Sometimes I wonder about the way my mind works - I really do. I know I've been imaginative ever since I was a child, but my associations know no end. Perhaps it's like this for everyone? It's fun and it's exciting, but you often forget what started the associations in the first place! (I'm afraid I'm a little bit like this in conversation too).

The photo above could be me when I've finished the last lap of my 1000 metres swimming. I simply float while I breathe out and relax. Alas - it's not me... (I wish it were...) It's Joni Mitchell, on the inside cover of which album? Maybe this blog post could become a kind of pop & rock quiz?

Every time I float around like this I think of Joni and this photo from "The Hissing of Summer Lawns." There is not a time spread out in water that I don't associate with it. And the title! So brilliant!


So guess who's my favourite artist? My all-time unsurpassed favourite singer? Above are my eleven LPs. And just to be sure that I'd have two of the most loved ones - "Blue" and "For the Roses" - with me at all times and easily accessible, I got the CDs as well:


I can be a slow learner and I was with Joni really. But I have two vivid memories of my discovery of her music. One was in April 1974, when my friend Anne-Kari and I were cramming for exams and she pulled out "Court and Spark" - on cassette of course - and said "Let's listen to this while we study." Okay. We didn't study. We listened. (By the way she's the one who gave me the CD on the bottom left - "Both Sides Now," performed with an orchestra. The last Joni-CD I got. Full circle)!

I had Joni in mind for a few months, until I moved to Kuwait later that year. Nineteen going on twenty and with a weakness for American guys with big moustaches (loved that Mark Spitz!), I fell for one of the teachers at the American School (Wow, suddenly I remember that he was from Milwaukee, Wisconsin - I'm truly impressed with that hard disc we call the brain...).

Kuwait 1974-75

Well, my teacher boyfriend would put on a cassette called "For the Roses" and it would turn itself over and over again automatically while we were making ourselves busy. Accompanied by Joni. No wonder this became one of my favourites...
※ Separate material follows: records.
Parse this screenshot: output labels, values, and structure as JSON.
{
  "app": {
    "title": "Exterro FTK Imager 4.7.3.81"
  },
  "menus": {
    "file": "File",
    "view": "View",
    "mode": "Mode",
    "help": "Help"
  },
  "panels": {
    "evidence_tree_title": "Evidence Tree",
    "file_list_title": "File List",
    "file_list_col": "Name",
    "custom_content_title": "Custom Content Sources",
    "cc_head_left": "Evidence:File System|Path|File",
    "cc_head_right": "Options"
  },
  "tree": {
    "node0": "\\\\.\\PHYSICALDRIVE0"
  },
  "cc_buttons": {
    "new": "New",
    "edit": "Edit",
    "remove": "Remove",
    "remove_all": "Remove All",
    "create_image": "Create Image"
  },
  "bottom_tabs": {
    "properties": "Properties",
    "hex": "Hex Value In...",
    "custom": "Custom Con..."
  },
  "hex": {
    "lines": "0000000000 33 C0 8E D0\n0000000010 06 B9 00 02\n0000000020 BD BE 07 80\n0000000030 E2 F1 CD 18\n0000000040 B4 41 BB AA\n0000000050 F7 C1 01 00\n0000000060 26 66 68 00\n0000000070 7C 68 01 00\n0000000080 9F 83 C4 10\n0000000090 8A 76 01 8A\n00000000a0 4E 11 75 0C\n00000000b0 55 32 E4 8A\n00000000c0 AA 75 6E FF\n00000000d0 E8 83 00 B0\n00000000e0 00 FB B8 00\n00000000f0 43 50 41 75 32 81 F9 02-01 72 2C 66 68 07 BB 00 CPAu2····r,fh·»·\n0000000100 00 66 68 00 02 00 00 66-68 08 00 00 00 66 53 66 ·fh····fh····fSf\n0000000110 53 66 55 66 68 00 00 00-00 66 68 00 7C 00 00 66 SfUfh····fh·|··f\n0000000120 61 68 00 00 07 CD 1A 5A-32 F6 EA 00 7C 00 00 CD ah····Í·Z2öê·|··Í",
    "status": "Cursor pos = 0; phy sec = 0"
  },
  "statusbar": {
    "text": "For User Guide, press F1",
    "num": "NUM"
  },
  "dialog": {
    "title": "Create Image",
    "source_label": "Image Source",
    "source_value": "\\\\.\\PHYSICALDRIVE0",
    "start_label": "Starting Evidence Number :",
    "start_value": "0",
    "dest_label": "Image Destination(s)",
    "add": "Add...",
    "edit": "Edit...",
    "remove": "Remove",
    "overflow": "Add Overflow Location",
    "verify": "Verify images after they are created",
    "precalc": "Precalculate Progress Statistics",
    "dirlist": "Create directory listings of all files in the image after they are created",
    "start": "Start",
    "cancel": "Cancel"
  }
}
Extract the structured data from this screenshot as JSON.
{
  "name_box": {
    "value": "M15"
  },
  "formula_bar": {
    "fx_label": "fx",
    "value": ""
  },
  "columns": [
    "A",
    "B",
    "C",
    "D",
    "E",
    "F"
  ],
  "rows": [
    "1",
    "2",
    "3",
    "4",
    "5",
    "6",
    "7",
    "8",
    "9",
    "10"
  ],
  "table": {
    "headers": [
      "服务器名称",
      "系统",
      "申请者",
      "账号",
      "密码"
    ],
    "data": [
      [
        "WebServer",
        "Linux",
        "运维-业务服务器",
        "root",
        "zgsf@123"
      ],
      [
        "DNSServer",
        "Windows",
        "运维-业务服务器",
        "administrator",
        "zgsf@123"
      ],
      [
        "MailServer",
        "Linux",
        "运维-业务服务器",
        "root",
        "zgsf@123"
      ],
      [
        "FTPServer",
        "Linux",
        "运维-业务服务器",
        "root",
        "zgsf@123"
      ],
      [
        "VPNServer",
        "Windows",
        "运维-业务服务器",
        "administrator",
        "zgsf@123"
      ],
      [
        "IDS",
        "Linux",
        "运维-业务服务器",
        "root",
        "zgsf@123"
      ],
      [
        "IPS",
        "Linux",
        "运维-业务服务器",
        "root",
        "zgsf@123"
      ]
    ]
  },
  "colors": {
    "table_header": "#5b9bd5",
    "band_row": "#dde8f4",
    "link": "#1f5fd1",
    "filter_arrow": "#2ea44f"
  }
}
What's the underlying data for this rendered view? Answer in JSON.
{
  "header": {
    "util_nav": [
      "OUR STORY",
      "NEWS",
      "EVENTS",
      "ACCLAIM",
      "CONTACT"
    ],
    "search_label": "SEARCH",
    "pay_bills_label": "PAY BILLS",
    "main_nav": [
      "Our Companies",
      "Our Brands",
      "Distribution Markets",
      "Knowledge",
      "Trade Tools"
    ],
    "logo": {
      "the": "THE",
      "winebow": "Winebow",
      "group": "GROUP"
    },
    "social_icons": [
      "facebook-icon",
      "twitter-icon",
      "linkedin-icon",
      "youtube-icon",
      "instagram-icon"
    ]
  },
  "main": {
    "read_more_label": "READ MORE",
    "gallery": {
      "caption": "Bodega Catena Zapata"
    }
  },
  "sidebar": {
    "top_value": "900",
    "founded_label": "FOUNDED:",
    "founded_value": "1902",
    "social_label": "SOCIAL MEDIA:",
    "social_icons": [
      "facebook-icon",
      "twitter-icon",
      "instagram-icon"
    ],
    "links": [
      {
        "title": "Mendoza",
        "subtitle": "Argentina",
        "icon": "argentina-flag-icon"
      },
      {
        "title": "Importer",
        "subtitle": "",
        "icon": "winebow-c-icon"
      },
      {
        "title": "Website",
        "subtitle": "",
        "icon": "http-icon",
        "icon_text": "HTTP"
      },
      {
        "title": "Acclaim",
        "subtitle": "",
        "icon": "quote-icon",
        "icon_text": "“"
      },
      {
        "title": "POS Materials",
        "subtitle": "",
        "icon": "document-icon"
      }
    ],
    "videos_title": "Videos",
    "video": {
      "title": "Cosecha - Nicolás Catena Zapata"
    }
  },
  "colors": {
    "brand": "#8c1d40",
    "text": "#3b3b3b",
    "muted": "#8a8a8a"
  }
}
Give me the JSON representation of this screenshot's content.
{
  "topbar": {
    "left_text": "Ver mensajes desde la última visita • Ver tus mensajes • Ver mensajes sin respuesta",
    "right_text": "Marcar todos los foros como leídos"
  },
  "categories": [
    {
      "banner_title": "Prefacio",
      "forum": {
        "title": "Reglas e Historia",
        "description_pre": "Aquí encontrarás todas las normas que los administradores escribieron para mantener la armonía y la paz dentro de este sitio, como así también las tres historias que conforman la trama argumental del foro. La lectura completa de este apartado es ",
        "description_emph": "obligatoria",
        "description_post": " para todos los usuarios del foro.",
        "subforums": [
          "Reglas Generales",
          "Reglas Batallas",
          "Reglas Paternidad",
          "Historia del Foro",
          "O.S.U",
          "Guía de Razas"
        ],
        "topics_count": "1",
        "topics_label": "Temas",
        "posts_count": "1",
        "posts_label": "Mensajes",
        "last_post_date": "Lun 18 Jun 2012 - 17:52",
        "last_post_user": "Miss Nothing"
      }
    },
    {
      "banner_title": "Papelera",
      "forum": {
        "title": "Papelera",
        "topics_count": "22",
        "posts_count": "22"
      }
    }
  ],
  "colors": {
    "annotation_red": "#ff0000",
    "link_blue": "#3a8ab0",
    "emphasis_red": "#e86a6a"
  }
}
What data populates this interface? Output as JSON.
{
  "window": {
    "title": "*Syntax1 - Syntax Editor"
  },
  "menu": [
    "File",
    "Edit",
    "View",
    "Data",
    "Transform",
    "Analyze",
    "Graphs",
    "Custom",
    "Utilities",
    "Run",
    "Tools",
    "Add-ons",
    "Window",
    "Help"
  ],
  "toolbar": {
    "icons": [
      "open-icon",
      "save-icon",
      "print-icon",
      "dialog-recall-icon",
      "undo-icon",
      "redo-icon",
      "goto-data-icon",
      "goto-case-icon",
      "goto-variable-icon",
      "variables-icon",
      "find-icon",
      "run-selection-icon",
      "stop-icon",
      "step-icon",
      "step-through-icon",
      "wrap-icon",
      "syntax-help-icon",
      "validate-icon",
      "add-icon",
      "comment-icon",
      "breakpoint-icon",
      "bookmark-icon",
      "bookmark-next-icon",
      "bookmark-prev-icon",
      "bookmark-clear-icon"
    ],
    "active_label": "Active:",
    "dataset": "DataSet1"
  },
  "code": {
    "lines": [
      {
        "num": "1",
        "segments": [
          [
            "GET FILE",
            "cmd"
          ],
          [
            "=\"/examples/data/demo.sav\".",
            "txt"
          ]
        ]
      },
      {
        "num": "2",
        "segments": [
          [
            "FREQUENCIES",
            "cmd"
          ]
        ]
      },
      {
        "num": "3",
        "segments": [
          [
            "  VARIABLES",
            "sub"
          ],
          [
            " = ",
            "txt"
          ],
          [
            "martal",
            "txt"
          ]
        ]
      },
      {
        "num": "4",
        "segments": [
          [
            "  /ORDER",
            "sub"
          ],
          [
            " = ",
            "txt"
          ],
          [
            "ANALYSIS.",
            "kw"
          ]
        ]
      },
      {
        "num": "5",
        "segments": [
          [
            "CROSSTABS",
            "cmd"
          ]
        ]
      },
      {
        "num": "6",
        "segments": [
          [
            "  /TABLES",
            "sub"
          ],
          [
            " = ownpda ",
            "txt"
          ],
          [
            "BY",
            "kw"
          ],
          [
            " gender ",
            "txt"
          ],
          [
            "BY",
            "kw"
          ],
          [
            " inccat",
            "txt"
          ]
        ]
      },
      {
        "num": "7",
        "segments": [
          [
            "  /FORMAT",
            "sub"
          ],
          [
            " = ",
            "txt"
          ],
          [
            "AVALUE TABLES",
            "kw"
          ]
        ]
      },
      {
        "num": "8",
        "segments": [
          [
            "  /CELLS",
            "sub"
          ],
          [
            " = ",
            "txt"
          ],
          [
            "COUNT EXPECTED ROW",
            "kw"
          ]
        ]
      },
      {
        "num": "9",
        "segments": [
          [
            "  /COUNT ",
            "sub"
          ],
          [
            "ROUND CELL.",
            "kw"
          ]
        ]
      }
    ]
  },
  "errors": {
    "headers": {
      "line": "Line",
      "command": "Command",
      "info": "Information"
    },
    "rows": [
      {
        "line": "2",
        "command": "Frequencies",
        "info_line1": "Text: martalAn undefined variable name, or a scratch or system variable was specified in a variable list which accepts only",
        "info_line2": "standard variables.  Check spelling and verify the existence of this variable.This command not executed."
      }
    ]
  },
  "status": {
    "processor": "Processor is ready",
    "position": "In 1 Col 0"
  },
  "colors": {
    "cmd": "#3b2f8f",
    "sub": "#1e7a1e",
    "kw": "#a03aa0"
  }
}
If you're driving into town with a dark cloud above you
Dial in the number who's bound to love you
Oh, honey, you turn me on, I'm a radio
I'm a country station, I'm a little bit corny
I'm a wild wood flower waving for you
Broadcasting tower, waving for you
And I'm sending you out this signal here
I hope you can pick it loud and clear
I know you don't like weak women, you get bored so quick
And you don't like strong women 'cause they're hip to your tricks
It's been dirty for dirty down the line
But you know I come when you whistle, when you're loving and kind.


Kuwait 1974-75

My greatest concert moment ever was when I went to see Joni Mitchell in Oslo in May 1983, her one and only concert in Norway, as far as I know. I was alone. I was pregnant with my first baby. I remember what I was wearing - a red coat. I can't remember why I was alone, but it was probably for the best. I had entered into another world, lost my power of speech, not being able to communicate anyway.

And I learnt that this is exactly what happened to my brother after the concert. At the time he worked for a music paper called Puls and was granted an interview with Joni. His boss, the late and legendary Tore Olsen, consequently had to write the article instead - "Our young reporter (my brother) grinning stupidly at Joni Mitchell and not being able to utter a single word, let alone conduct an interview." (I know I taught him about Joni - though he'd never admit it)!

Was I trying to look like Joni, or did all blondes look like this in 1975? (Salisbury Cathedral, England)

I have one big problem with Joni Mitchell. I can't really ever use her as background music. Because she compels me to listen. 

And if you wonder if I've managed to choose my favourite song - yes, I have. Here it is:  A Case of You

Today is my 79th blog post. Yes. I honestly wonder where it all comes from.